As Christians we believe that living faithfully before the face of God includes treating non-Christians as persons made in the image of God. As precious individuals for whom Christ died and for whose salvation we are called to be willing to give up everything—our reputations, our stuff, our time, even our lives. This is part of what we mean by following Christ, and is an implication of the doctrine of the Incarnation. Yet truth be told, this is easier with some non-Christians than with others. Some have lifestyles we find objectionable, or beliefs we find repulsive, or sins with which we are uncomfortable. So, though it may not be intentional on our part, we find ourselves treating some according to their sin (or our feelings about that particular sin), rather than simply as people bearing God’s likeness. This is something Jesus never did, which may be one reason why sinners flocked to him.
With that in mind, consider this situation requiring discernment.
A Christian student moves with his wife and young son into a new apartment. They pray they can be a light for the gospel to their neighbors, and set out to meet and befriend the others living in their building. Among the friendliest is the family living in the apartment next door to them, who welcome them warmly, inviting them to dinner, and happily accepting an invitation in return. The family in question, it turns out, consists of a lesbian couple and their two adopted children. They consider marriage to be a life-long commitment (“divorce is not an option”), believe in monogamy (“sexual promiscuity is wrong”), remember their wedding ceremony with fond seriousness, and are delighted to learn their new Christian neighbor has taken some seminary counseling courses in marriage and family. Though not interested in “traditional Christianity,” they are very interested in spirituality. They ask the Christian couple to pray for them, and say they would love to talk more, especially about how to build a strong family and deepen their relationship. After several more contacts, like the kind that naturally occurs be-tween neighbors living on the same floor in an apartment building, they offer to exchange babysitting.
Now, just what does Christian faithfulness looks like in this situation? Since living in a pluralistic culture means that we should expect to face such situations, it would be wise to think the issues through biblically ahead of time. Whatever faithfulness looks like, it surely is not merely reacting to the situation when it arises.

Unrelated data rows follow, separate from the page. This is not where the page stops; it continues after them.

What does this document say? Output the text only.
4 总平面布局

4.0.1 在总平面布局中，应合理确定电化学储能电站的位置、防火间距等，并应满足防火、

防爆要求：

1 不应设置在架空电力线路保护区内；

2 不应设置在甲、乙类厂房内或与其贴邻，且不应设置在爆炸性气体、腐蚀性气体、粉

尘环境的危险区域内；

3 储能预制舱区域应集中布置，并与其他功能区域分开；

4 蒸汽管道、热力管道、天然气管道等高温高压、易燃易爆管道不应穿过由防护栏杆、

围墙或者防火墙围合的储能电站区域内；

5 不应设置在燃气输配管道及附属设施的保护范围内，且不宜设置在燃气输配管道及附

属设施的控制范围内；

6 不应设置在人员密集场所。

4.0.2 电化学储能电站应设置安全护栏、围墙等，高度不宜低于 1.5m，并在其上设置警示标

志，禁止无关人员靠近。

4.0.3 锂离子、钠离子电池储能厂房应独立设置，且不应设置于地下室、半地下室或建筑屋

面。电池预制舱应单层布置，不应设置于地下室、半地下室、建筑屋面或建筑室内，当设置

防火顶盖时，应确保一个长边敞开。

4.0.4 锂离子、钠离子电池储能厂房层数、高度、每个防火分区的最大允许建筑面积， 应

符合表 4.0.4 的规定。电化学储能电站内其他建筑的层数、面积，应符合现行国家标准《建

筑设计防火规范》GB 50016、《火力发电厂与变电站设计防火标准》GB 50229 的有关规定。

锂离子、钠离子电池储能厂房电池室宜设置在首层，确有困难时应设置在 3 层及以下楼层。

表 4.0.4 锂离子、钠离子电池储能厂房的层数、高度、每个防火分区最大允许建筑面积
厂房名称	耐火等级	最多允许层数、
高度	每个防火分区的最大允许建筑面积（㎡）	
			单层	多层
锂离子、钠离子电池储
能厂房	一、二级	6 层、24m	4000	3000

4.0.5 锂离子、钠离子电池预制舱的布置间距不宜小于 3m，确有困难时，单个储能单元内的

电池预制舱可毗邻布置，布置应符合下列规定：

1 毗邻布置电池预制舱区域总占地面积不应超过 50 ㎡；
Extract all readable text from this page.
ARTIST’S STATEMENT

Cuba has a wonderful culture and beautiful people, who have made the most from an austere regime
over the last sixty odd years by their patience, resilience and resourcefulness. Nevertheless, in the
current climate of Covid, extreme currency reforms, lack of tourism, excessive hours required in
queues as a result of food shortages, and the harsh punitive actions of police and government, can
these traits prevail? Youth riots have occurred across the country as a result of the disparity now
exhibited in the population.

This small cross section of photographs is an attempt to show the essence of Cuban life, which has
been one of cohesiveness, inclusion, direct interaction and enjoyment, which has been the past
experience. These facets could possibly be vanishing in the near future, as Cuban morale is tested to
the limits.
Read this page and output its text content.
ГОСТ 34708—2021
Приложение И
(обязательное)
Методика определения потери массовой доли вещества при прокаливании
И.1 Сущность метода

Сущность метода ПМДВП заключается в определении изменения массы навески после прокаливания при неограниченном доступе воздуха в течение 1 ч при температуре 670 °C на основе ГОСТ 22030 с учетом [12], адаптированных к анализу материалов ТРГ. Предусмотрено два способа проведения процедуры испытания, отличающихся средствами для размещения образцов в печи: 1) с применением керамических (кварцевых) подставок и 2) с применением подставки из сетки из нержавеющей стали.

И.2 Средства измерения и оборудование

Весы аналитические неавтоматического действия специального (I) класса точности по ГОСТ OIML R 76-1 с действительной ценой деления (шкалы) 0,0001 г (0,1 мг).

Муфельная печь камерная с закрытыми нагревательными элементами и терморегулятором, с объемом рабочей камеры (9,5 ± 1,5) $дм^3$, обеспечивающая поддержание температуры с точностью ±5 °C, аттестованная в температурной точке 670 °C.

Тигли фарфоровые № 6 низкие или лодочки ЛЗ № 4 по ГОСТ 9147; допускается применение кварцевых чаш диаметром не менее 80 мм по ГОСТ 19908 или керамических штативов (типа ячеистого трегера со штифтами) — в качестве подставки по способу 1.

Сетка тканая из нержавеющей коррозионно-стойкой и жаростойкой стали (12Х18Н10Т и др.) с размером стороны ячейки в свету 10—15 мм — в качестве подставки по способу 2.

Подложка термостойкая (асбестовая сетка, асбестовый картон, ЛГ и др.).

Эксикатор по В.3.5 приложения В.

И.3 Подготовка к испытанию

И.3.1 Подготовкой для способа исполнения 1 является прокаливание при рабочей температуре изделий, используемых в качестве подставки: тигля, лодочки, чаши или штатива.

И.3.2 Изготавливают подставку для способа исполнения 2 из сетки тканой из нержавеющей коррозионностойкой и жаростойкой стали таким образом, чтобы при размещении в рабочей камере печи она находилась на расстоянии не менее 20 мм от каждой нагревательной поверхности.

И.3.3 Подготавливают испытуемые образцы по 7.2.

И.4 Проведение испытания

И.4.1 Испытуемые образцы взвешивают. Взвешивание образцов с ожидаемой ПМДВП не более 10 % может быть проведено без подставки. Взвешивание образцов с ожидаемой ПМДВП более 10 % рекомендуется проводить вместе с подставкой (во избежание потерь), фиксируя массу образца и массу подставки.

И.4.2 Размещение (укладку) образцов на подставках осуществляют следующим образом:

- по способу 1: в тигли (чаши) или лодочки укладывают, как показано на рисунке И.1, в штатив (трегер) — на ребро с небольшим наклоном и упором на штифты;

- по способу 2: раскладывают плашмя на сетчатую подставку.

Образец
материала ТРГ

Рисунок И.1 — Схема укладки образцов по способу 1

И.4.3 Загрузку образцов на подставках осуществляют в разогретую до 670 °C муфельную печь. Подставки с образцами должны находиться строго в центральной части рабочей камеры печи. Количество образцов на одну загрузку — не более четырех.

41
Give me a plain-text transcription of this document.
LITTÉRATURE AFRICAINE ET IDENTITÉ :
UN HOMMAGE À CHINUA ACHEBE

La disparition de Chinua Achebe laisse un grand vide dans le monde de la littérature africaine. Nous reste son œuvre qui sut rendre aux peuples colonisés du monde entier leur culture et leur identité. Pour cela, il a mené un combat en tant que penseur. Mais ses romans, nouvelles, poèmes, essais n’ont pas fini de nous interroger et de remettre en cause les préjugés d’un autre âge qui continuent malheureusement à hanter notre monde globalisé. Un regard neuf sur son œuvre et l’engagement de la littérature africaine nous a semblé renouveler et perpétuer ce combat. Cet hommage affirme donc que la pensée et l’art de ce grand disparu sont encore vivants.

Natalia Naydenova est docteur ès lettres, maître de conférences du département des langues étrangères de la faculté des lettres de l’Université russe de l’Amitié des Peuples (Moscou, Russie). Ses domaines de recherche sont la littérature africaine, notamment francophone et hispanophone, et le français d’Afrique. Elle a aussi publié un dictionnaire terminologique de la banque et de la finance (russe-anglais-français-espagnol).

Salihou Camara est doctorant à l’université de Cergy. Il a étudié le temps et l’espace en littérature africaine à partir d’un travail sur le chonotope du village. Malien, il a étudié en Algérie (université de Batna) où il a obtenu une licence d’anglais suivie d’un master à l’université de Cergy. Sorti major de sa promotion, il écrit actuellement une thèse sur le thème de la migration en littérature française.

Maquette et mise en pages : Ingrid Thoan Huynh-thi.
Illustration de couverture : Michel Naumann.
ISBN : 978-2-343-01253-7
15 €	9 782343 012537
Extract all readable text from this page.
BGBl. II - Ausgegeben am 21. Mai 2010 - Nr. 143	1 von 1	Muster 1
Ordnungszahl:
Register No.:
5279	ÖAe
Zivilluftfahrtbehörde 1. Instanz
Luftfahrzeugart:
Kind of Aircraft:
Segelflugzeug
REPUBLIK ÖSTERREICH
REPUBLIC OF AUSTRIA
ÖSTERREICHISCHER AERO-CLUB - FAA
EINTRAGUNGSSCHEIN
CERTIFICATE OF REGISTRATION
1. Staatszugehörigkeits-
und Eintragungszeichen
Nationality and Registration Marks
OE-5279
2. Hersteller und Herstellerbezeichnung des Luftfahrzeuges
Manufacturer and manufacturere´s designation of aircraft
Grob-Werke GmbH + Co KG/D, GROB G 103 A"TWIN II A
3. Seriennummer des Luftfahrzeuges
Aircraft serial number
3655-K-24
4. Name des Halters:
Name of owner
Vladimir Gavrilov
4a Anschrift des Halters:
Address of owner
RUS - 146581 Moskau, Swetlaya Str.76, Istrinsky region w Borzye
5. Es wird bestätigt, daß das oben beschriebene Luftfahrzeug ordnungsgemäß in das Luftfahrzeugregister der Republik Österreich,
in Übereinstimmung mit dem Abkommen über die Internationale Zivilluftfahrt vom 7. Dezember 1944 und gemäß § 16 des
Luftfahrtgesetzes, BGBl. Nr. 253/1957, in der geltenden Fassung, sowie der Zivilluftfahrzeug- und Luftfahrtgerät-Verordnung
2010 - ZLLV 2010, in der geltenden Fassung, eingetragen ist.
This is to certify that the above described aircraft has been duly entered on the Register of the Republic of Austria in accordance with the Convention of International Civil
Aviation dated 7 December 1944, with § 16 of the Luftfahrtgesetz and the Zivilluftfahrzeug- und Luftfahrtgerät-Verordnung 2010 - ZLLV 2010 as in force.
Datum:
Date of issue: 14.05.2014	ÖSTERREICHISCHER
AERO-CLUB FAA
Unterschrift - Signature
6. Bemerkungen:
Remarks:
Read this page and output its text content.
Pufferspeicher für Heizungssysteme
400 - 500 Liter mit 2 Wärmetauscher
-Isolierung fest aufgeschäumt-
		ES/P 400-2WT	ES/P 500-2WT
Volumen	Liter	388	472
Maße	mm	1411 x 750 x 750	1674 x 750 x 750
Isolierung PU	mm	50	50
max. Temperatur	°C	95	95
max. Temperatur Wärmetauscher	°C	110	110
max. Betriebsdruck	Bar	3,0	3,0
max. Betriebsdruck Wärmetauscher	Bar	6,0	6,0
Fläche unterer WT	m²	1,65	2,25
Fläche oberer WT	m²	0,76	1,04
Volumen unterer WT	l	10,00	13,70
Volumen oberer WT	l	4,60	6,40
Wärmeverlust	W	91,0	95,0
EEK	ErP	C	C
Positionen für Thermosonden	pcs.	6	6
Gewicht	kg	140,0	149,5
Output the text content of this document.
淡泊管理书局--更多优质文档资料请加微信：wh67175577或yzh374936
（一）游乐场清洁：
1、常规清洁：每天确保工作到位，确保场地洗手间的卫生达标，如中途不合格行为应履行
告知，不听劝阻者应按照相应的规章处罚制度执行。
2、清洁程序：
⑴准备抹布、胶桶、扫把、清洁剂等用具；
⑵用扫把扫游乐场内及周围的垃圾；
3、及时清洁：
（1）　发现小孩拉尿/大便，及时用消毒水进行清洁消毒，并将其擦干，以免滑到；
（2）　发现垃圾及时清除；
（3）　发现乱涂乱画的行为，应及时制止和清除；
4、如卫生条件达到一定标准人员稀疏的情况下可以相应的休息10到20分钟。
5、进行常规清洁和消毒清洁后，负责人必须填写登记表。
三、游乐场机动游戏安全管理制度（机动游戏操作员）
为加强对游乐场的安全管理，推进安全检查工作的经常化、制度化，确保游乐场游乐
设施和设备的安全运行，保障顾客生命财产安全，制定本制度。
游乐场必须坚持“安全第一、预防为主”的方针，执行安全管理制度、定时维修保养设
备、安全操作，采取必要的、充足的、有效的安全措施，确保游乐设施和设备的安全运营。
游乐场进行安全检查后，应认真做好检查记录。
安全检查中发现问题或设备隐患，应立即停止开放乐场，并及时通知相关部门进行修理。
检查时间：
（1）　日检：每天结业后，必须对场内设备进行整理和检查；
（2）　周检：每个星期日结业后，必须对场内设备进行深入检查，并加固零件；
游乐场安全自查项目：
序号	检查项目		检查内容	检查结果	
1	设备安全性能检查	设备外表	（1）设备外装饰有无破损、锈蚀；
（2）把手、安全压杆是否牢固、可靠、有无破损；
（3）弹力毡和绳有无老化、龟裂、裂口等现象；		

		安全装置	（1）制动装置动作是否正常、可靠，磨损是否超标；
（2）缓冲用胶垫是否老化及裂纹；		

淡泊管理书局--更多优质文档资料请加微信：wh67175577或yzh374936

Questions1. What is your first (knee-jerk) reaction to this situation? Why do you think you reacted this way? What similar situations have you encountered or heard about?
2. If the Christian reports that he doesn’t feel free to bring this up to his pastor or to the small group his wife and he are in, how would you respond? Why might many evangelicals not be open to discussing this with sensitivity? To what extent does “thinking Christianly” about these questions require all believers to come to identical conclusions as to what faithfulness looks like?
3. How would you pray for the lesbian couple? Are there things that you would not pray for them? Why?
4. If you would be unwilling to give them advice on building their relationship, why are you unwilling to do so? Write out a continuum as to the sorts of advice that they might ask for, and where, if anywhere, you would draw the line on granting help. (Advice on colors with which to paint their dining room, on establishing a household budget, on setting bedtimes for children, etc.) Why would you draw this line? How helpful is the metaphor of “drawing a line” in this scenario? To what extent are you comfortable with fellow believers drawing very different lines or suggesting a different metaphor?
5. To what extent would you be willing to share with them positive experiences from your own marriage as to how to build a strong relationship? Your failures? Why? Would it make any difference if the non-Christian neighbors were heterosexual? Why or why not? Let’s assume the neighbors were heterosexual but confessing materialists (and therefore according to Colossians 3:5, idolaters). Which sin is greater? How should this influence our thinking and choices? Why? What biblical passages are relevant to sorting out this issue? (Be sure your list involves not merely texts dealing with marriage and homosexuality, but also with Christian interaction with non-Christians in a fallen world.) Also see “Homosexuality: Speaking the Truth in Love” by Mardi Keyes.
6. Would you consider exchanging baby-sitting with these neighbors? Why or why not?
7. Though becoming Christians would require this couple to refrain from sexual sin (as it does all believers), would it require them to give up their children for adoption? Why or why not?
8. The church is called to be uncompromising on sin, yet to be the most welcoming and safe place for sinners. To what extent have we fulfilled this calling? To what extent is this true of our homes? What might we do to better maintain this biblical balance of truth and love? How did Jesus demonstrate it?